To fail in our responsibility to be a blessing to others means that we, like the unbelieving Jews, become like that barren fig tree which merely cumbered the ground. It must be cut down. Jesus also said, "'He cuts off every branch in Me that bears no fruit' " (John 15:2).

The servant of Yahweh, brought to view in Isaiah, could only accomplish the covenantal purpose of God through suffering (Isa. 53). To be elect through union with Christ means to be elected to suffering.
    For it has been granted to you on behalf of Christ not only to believe on Him, but also to suffer for Him. — Phil. 1:29.

    I want to know Christ and the power of His resurrection and the fellowship of sharing in His sufferings, becoming like Him in His death. — Phil. 3:10.

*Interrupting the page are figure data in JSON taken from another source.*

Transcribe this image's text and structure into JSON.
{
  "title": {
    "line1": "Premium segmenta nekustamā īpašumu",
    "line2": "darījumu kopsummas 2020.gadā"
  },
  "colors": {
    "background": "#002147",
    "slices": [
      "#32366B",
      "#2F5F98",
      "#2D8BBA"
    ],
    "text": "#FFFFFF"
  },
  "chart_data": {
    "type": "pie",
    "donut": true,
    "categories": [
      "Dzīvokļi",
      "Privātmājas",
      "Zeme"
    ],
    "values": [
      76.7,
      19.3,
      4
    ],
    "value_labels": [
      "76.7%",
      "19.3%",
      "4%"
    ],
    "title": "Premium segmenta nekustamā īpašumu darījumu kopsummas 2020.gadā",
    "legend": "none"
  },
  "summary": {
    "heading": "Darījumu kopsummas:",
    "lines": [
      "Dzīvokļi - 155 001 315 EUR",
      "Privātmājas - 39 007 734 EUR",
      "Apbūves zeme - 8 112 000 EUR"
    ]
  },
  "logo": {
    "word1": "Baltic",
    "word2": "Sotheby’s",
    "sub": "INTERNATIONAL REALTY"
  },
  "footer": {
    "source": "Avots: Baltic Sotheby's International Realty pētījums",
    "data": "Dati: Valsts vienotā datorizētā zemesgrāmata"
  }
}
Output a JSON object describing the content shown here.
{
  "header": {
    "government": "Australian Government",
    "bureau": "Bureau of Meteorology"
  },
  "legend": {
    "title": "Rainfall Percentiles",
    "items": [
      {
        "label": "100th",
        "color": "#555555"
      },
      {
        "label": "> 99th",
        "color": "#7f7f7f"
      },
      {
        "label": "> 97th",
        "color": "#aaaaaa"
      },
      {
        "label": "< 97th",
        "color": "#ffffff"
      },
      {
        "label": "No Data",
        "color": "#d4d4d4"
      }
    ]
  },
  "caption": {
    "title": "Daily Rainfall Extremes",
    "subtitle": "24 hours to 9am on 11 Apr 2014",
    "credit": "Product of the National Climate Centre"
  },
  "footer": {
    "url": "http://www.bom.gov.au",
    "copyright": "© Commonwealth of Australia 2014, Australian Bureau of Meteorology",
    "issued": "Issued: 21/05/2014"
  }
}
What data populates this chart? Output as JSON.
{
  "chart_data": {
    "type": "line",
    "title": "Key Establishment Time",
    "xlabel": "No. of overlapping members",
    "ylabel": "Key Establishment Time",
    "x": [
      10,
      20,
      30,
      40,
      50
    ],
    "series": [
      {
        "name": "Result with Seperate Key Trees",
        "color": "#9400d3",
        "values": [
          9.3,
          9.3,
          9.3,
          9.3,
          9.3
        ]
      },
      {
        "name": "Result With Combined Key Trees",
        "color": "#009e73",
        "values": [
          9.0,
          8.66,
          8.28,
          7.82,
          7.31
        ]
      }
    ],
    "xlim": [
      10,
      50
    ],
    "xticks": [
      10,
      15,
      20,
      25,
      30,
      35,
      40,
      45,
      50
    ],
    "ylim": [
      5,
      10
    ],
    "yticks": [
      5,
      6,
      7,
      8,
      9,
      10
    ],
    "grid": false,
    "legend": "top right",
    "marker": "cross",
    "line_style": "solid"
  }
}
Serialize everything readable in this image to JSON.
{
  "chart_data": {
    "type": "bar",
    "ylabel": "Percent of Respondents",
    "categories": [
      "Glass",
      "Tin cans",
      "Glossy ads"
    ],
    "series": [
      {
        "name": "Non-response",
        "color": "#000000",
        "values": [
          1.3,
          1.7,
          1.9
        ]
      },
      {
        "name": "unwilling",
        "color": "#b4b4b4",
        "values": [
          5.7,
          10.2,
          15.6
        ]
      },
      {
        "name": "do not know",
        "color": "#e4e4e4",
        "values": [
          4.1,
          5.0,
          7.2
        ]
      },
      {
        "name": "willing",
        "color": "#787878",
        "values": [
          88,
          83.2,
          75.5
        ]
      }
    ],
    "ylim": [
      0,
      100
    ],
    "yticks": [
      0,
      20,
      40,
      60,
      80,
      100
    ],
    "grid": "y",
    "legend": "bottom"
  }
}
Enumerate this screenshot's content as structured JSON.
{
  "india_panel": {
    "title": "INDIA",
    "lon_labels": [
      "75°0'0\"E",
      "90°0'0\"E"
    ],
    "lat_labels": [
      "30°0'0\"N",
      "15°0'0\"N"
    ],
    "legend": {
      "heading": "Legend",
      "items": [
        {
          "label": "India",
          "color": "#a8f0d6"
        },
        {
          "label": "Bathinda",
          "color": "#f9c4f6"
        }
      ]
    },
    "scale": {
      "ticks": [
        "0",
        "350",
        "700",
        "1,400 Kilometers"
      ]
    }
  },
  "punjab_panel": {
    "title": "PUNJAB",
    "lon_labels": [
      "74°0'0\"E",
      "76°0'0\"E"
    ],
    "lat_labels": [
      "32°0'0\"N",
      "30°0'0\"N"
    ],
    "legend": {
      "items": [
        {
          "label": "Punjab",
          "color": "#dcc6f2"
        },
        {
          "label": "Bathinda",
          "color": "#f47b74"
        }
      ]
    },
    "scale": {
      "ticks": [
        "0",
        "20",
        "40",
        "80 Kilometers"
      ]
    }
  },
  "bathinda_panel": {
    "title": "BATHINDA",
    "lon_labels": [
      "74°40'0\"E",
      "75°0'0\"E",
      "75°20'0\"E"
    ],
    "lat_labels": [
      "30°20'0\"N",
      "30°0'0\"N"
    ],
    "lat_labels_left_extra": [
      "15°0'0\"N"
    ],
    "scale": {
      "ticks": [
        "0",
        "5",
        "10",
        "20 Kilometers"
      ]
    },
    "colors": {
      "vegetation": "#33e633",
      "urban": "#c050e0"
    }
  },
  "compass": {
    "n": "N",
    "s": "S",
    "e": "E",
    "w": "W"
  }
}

    Dear friends, do not be surprised at the painful trial you are suffering, as though something strange were happening to you. — l Peter 4:12.
The elect should not be surprised when they are called to suffer but should rather expect it. When God called Paul, He said, "'This man is My chosen instrument to carry My name before the Gentiles and their kings and before the people of Israel. I will show him how much he must suffer for My name'"(Acts 9:15, 16). Fellowship with Christ means fellowship in His sufferings.
    Now if we are children, then we are heirs—heirs of God and co-heirs with Christ, if indeed we share in His sufferings in order that we may also share in His glory.—Rom. 8:17.



1 Although Cyrus may be in view in this scripture, the prophet uses him as a type of Christ.